Member of the National Assembly
- In office May 1994 – June 1999

Personal details
- Born: Ahmed Gora Ebrahim 29 May 1936 Durban, Natal Province Union of South Africa
- Died: 25 November 1999 (aged 63) Berea, Gauteng Republic of South Africa
- Party: African National Congress (since 1999)
- Other political affiliations: Pan Africanist Congress (1957–1999)
- Relations: Ebrahim Ebrahim (brother)

= Gora Ebrahim =

South African politician and anti-apartheid activist (1936–1999)

Ahmed Gora Ebrahim (29 May 1936 – 25 November 1999) was a South African politician and former anti-apartheid activist. He was the foreign secretary of the Pan Africanist Congress (PAC) during apartheid and represented the party in the National Assembly from 1994 to 1999. Shortly after losing his parliamentary seat in June 1999, and shortly before his death in November that year, he defected to the African National Congress (ANC).

== Early life and anti-apartheid activism ==
Ebrahim was born on 29 May 1936 in Durban in the former Natal province. He and his younger brother, Ebrahim Ismail, were both politically active in their youth, in his case in Trotskyite circles at Natal University and the University of the Witwatersrand. However, while his brother joined the ANC, he joined the PAC in 1957 and went into exile in 1963 after the party was banned.

Over the next three decades, Ebrahim was a prominent representative of the PAC abroad, at different times serving as its chief representative in Egypt, in Iraq, in China, in Zimbabwe, and at the United Nations in New York. In 1969, based in Dar es Salaam, Tanzania, he was appointed as the PAC's secretary for foreign affairs. He was also a founding member of the South African Non Racial Olympic Committee and served as its acting president when Dennis Brutus was detained, and during his five years in Iraq, he was editor of the Baghdad Observer. He returned to South Africa in 1990, after the PAC was unbanned by the apartheid government, and he was a member of the PAC's delegation to the negotiations that ended apartheid.

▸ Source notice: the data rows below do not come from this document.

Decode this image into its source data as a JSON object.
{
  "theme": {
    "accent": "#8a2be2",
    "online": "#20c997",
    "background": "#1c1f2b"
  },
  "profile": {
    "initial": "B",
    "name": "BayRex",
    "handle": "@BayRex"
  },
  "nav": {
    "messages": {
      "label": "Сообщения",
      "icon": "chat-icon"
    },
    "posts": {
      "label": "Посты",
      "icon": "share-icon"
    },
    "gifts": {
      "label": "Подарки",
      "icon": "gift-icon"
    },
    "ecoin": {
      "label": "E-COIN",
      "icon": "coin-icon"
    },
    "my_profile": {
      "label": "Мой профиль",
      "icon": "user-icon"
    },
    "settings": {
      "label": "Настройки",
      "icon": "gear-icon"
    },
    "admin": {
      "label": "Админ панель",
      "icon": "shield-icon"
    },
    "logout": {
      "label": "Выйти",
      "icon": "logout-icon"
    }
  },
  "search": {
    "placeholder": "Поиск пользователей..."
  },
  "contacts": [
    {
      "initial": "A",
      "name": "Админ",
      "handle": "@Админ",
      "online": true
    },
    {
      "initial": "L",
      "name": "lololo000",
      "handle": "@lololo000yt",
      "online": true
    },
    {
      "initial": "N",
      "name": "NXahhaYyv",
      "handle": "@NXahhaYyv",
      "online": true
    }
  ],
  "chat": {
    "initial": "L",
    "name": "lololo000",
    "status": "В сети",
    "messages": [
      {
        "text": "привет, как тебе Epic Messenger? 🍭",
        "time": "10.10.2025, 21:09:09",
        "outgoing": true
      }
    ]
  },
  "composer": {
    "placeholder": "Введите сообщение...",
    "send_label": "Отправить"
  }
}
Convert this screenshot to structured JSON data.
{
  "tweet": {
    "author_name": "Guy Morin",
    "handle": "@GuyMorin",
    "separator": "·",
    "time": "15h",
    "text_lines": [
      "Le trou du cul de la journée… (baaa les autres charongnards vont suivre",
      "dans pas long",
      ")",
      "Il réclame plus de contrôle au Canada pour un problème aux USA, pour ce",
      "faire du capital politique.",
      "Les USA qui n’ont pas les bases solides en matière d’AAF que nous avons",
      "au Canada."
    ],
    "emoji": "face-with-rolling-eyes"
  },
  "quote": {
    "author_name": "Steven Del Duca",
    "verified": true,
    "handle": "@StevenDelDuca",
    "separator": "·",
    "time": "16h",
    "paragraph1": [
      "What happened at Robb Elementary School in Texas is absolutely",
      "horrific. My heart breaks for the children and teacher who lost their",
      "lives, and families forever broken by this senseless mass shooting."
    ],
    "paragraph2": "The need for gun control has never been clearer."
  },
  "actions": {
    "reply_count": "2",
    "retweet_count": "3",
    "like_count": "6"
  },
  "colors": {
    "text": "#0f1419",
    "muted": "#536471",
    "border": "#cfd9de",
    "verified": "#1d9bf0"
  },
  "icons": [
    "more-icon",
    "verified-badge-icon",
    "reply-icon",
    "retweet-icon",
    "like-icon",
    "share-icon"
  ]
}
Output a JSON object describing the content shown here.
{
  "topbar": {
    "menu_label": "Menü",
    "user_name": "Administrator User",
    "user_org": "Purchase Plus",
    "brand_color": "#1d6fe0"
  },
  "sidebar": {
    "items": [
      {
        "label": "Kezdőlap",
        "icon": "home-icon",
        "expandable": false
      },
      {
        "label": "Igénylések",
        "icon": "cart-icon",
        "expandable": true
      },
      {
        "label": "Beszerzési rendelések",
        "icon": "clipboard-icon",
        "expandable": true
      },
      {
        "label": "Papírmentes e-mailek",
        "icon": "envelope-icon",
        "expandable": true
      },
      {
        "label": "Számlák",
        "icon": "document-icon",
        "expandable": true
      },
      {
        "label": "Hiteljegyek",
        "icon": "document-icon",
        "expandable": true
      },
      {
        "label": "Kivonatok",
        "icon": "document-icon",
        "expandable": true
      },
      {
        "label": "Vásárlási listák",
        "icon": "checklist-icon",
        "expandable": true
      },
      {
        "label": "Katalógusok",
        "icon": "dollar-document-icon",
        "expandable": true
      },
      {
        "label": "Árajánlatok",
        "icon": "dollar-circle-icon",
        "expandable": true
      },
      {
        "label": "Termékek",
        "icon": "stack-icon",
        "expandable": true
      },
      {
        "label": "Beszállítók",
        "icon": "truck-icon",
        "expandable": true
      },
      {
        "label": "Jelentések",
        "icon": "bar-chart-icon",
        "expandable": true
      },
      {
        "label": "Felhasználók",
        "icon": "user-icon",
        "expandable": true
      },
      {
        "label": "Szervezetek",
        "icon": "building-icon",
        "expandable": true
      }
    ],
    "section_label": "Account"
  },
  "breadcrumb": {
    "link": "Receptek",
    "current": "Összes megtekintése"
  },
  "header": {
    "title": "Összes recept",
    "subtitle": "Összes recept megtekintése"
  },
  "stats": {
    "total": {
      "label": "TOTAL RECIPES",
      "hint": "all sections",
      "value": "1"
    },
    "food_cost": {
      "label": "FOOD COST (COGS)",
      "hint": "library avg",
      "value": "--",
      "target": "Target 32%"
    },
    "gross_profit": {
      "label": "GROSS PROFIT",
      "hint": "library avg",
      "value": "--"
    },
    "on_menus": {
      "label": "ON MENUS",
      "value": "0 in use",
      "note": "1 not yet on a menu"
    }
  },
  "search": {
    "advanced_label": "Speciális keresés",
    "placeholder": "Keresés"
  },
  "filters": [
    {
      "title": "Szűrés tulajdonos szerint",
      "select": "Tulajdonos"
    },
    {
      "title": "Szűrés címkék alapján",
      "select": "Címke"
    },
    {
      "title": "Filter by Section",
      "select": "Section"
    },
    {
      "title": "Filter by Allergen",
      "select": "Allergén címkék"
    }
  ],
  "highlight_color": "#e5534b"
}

== Post-apartheid political career ==
In South Africa's first post-apartheid elections in 1994, Ebrahim was elected to represent the PAC in the National Assembly. After a single term in the assembly, he lost his seat in the 1999 general election, in which the PAC performed poorly. In the aftermath of the election, media reports suggested that Ebrahim was on the brink of defecting from the PAC to the ANC, which had apparently offered him a diplomat post; he defected soon afterwards.

== Personal life and death ==
Ebrahim met his French wife, Xaviere, in China, where she worked as a translator. They had two children, a son and a daughter, who were born in exile in Tanzania.

Months after joining the ANC, Ebrahim died on 25 November 1999 at his home in Berea, Johannesburg after suffering a heart attack.